J'ai appris il y a quelques jours seulement que France.fr utilisait Drupal. J'ai donc envoyé un e-mail aux autorités françaises pour leur proposer d'héberger le site ou de leur fournir des conseils sur sa conception, gratuitement. Je n'ai pas eu de réponse, mais je suspecte qu'un problème qui dure aussi longtemps ne peut pas être uniquement technique, il est peut-être aussi politique.
Que représente aujourd'hui Drupal sur le Web ? Quelles sont selon vous ses marges de progression ?

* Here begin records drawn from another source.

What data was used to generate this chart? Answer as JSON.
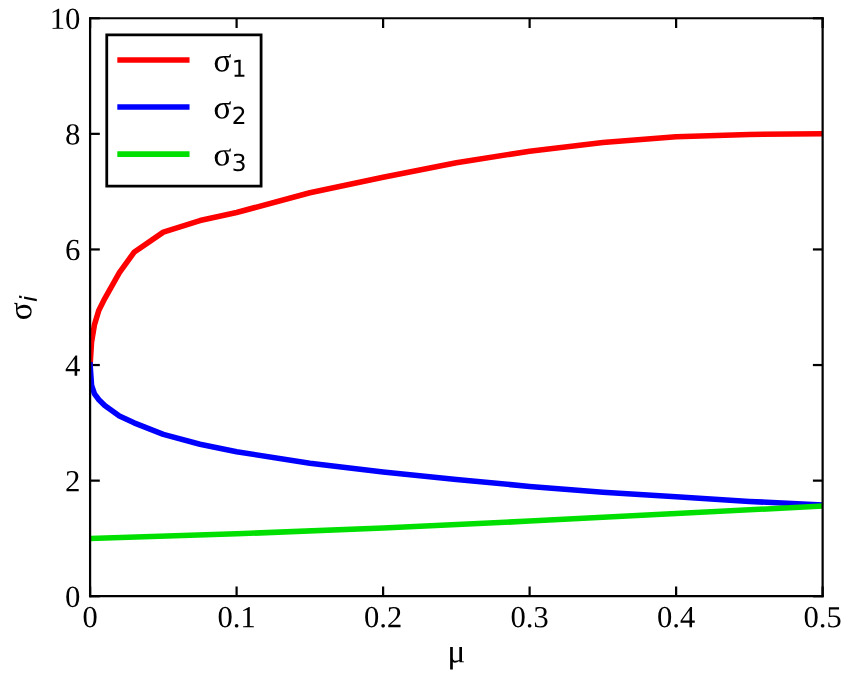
{
  "chart_data": {
    "type": "line",
    "xlabel": "μ",
    "ylabel": "σ$_{i}$",
    "xlim": [
      0,
      0.5
    ],
    "ylim": [
      0,
      10
    ],
    "xticks": [
      0,
      0.1,
      0.2,
      0.3,
      0.4,
      0.5
    ],
    "yticks": [
      0,
      2,
      4,
      6,
      8,
      10
    ],
    "grid": false,
    "legend": "top left",
    "marker": "none",
    "line_style": "solid",
    "series": [
      {
        "name": "σ$_{1}$",
        "color": "#ff0000",
        "x": [
          0,
          0.001,
          0.003,
          0.006,
          0.01,
          0.02,
          0.03,
          0.05,
          0.075,
          0.1,
          0.15,
          0.2,
          0.25,
          0.3,
          0.35,
          0.4,
          0.45,
          0.5
        ],
        "values": [
          4.0,
          4.4,
          4.7,
          4.95,
          5.15,
          5.6,
          5.95,
          6.3,
          6.5,
          6.64,
          6.98,
          7.25,
          7.5,
          7.7,
          7.85,
          7.95,
          7.99,
          8.0
        ]
      },
      {
        "name": "σ$_{2}$",
        "color": "#0000ff",
        "x": [
          0,
          0.001,
          0.003,
          0.006,
          0.01,
          0.02,
          0.03,
          0.05,
          0.075,
          0.1,
          0.15,
          0.2,
          0.25,
          0.3,
          0.35,
          0.4,
          0.45,
          0.5
        ],
        "values": [
          4.0,
          3.65,
          3.5,
          3.4,
          3.3,
          3.12,
          3.0,
          2.8,
          2.63,
          2.5,
          2.3,
          2.15,
          2.02,
          1.9,
          1.8,
          1.72,
          1.64,
          1.58
        ]
      },
      {
        "name": "σ$_{3}$",
        "color": "#00e000",
        "x": [
          0,
          0.1,
          0.2,
          0.3,
          0.4,
          0.5
        ],
        "values": [
          1.0,
          1.08,
          1.18,
          1.3,
          1.43,
          1.56
        ]
      }
    ]
  }
}
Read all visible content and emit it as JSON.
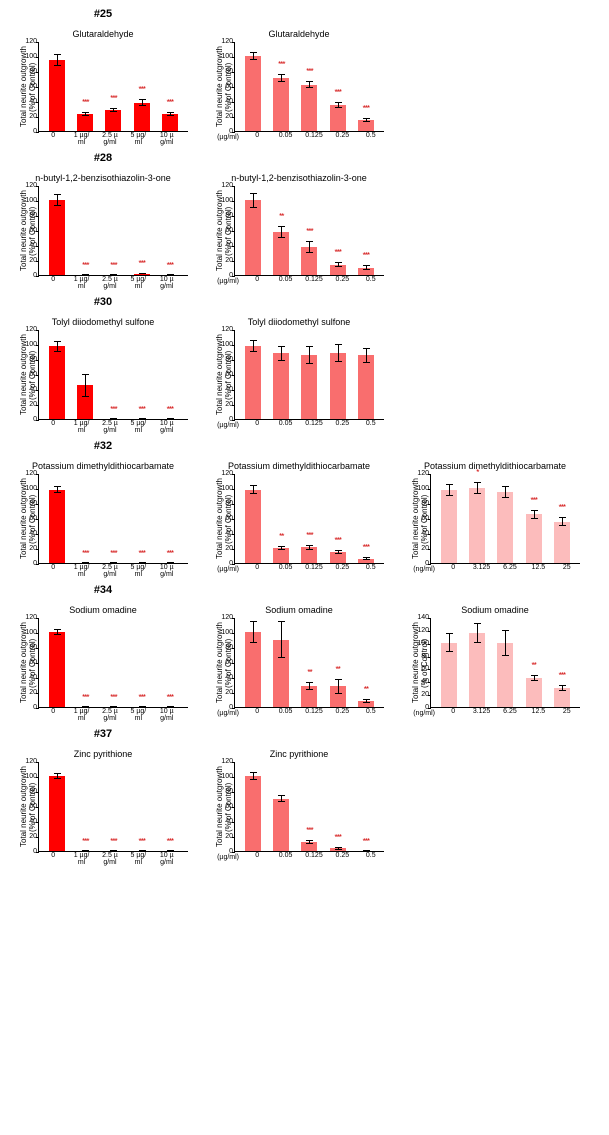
{
  "ylabel": "Total neurite outgrowth\n(% of Control)",
  "ylim": [
    0,
    120
  ],
  "ytick_step": 20,
  "label_fontsize": 8,
  "title_fontsize": 9,
  "colors": {
    "high": "#ff0000",
    "mid": "#f96e6e",
    "low": "#fcbcbc",
    "err": "#000000",
    "sig": "#d00000"
  },
  "x_sets": {
    "ug_high": {
      "unit": "",
      "labels": [
        "0",
        "1 µg/ml",
        "2.5 µg/ml",
        "5 µg/ml",
        "10 µg/ml"
      ]
    },
    "ug_mid": {
      "unit": "(µg/ml)",
      "labels": [
        "0",
        "0.05",
        "0.125",
        "0.25",
        "0.5"
      ]
    },
    "ng_low": {
      "unit": "(ng/ml)",
      "labels": [
        "0",
        "3.125",
        "6.25",
        "12.5",
        "25"
      ]
    }
  },
  "rows": [
    {
      "num": "#25",
      "name": "Glutaraldehyde",
      "charts": [
        {
          "color": "high",
          "xset": "ug_high",
          "values": [
            95,
            23,
            28,
            38,
            23
          ],
          "err": [
            8,
            3,
            3,
            5,
            3
          ],
          "sig": [
            "",
            "***",
            "***",
            "***",
            "***"
          ]
        },
        {
          "color": "mid",
          "xset": "ug_mid",
          "values": [
            100,
            71,
            62,
            35,
            15
          ],
          "err": [
            5,
            5,
            5,
            4,
            3
          ],
          "sig": [
            "",
            "***",
            "***",
            "***",
            "***"
          ]
        }
      ]
    },
    {
      "num": "#28",
      "name": "n-butyl-1,2-benzisothiazolin-3-one",
      "charts": [
        {
          "color": "high",
          "xset": "ug_high",
          "values": [
            100,
            0,
            0,
            2,
            0
          ],
          "err": [
            8,
            0,
            0,
            1,
            0
          ],
          "sig": [
            "",
            "***",
            "***",
            "***",
            "***"
          ]
        },
        {
          "color": "mid",
          "xset": "ug_mid",
          "values": [
            100,
            57,
            38,
            14,
            10
          ],
          "err": [
            10,
            8,
            8,
            3,
            3
          ],
          "sig": [
            "",
            "**",
            "***",
            "***",
            "***"
          ]
        }
      ]
    },
    {
      "num": "#30",
      "name": "Tolyl diiodomethyl sulfone",
      "charts": [
        {
          "color": "high",
          "xset": "ug_high",
          "values": [
            97,
            45,
            0,
            0,
            0
          ],
          "err": [
            7,
            15,
            0,
            0,
            0
          ],
          "sig": [
            "",
            "",
            "***",
            "***",
            "***"
          ]
        },
        {
          "color": "mid",
          "xset": "ug_mid",
          "values": [
            98,
            88,
            85,
            88,
            85
          ],
          "err": [
            8,
            10,
            12,
            12,
            10
          ],
          "sig": [
            "",
            "",
            "",
            "",
            ""
          ]
        }
      ]
    },
    {
      "num": "#32",
      "name": "Potassium dimethyldithiocarbamate",
      "charts": [
        {
          "color": "high",
          "xset": "ug_high",
          "values": [
            98,
            0,
            0,
            0,
            0
          ],
          "err": [
            5,
            0,
            0,
            0,
            0
          ],
          "sig": [
            "",
            "***",
            "***",
            "***",
            "***"
          ]
        },
        {
          "color": "mid",
          "xset": "ug_mid",
          "values": [
            98,
            20,
            21,
            15,
            6
          ],
          "err": [
            6,
            3,
            3,
            3,
            2
          ],
          "sig": [
            "",
            "**",
            "***",
            "***",
            "***"
          ]
        },
        {
          "color": "low",
          "xset": "ng_low",
          "values": [
            98,
            100,
            95,
            65,
            55
          ],
          "err": [
            8,
            8,
            8,
            6,
            6
          ],
          "sig": [
            "",
            "*",
            "",
            "***",
            "***"
          ]
        }
      ]
    },
    {
      "num": "#34",
      "name": "Sodium omadine",
      "charts": [
        {
          "color": "high",
          "xset": "ug_high",
          "values": [
            100,
            0,
            0,
            0,
            0
          ],
          "err": [
            4,
            0,
            0,
            0,
            0
          ],
          "sig": [
            "",
            "***",
            "***",
            "***",
            "***"
          ]
        },
        {
          "color": "mid",
          "xset": "ug_mid",
          "values": [
            100,
            90,
            28,
            28,
            8
          ],
          "err": [
            15,
            25,
            5,
            10,
            3
          ],
          "sig": [
            "",
            "",
            "**",
            "**",
            "**"
          ]
        },
        {
          "color": "low",
          "xset": "ng_low",
          "values": [
            100,
            115,
            100,
            45,
            30
          ],
          "err": [
            15,
            15,
            20,
            5,
            5
          ],
          "sig": [
            "",
            "",
            "",
            "**",
            "***"
          ],
          "ylim_override": 140
        }
      ]
    },
    {
      "num": "#37",
      "name": "Zinc pyrithione",
      "charts": [
        {
          "color": "high",
          "xset": "ug_high",
          "values": [
            100,
            0,
            0,
            0,
            0
          ],
          "err": [
            4,
            0,
            0,
            0,
            0
          ],
          "sig": [
            "",
            "***",
            "***",
            "***",
            "***"
          ]
        },
        {
          "color": "mid",
          "xset": "ug_mid",
          "values": [
            100,
            70,
            12,
            4,
            0
          ],
          "err": [
            5,
            5,
            3,
            2,
            0
          ],
          "sig": [
            "",
            "",
            "***",
            "***",
            "***"
          ]
        }
      ]
    }
  ]
}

Ces dernières années, Drupal a connu une croissance régulière. En analysant le million de sites suivis par le site d'analyse de trafic Alexa, nous avons constaté que plus d'un pour cent des sites utilisent Drupal. Plus généralement, nous avons l'impression que nous avons atteint un point de basculement depuis plusieurs mois : auparavant, dans le monde de l'entreprise, le nom de Drupal n'était connu que des ingénieurs et des administrateurs système. Aujourd'hui, le PDG et le management savent ce que c'est.
Au-delà de Drupal, le logiciel libre et open-source a connu une très forte progression ces dernières années, avec des logiciels comme Firefox ou Open office. Quel regard portez-vous sur l'avenir du logiciel libre ?

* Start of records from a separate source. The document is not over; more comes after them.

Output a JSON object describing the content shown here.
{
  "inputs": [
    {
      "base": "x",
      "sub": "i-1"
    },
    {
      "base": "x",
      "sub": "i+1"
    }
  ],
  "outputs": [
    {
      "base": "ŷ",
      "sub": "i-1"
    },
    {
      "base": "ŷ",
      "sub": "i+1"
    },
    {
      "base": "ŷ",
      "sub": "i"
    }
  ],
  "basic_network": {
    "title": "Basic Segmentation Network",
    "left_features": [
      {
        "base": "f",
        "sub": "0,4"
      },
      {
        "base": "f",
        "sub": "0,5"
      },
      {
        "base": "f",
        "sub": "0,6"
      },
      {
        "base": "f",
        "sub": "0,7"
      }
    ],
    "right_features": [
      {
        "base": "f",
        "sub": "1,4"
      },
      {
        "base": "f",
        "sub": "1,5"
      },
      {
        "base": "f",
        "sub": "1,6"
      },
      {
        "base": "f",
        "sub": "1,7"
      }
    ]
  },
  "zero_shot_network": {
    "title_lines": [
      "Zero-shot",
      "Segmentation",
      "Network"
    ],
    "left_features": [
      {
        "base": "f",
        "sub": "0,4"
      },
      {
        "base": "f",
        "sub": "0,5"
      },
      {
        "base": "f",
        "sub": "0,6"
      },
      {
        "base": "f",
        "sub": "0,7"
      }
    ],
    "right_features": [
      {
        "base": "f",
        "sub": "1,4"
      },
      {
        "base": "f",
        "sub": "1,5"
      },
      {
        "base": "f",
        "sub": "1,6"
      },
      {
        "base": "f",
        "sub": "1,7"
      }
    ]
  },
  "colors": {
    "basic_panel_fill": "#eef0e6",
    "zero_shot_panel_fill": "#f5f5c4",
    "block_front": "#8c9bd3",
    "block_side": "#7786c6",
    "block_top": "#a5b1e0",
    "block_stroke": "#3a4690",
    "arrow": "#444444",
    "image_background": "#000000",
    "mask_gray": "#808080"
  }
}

Je crois que la première bataille est finie, et c'est le logiciel libre qui a gagné. Il y a cinq ou dix ans, il fallait faire preuve de pédagogie pour expliquer ce qu'est un logiciel libre et son intérêt. Cette époque est révolue : aujourd'hui, les utilisateurs sont convaincus, ils sont à l'aise avec l'idée des licences ouvertes. Il reste bien sûr des choses à faire, mais sur ce volet, le plus dur est derrière nous.
A l'avenir, je vois deux terrains qui restent à conquérir. Il y a d'abord tout ce qui concerne les données ouvertes, la démocratisation de l'accès aux informations publiques. Et puis il y aura aussi un important chantier autour des services en ligne. Chez Acquia, par exemple, nous essayons d'appliquer les principes du logiciel libre à notre service d'hébergement grand public, Drupal gardens, en offrant notamment la possibilité aux utilisateurs d'exporter totalement leur site sur une autre plate-forme. Le développement des services est important pour l'avenir du logiciel libre et son financement, et il doit se faire dans le respect des principes du libre, sans enfermer l'utilisateur.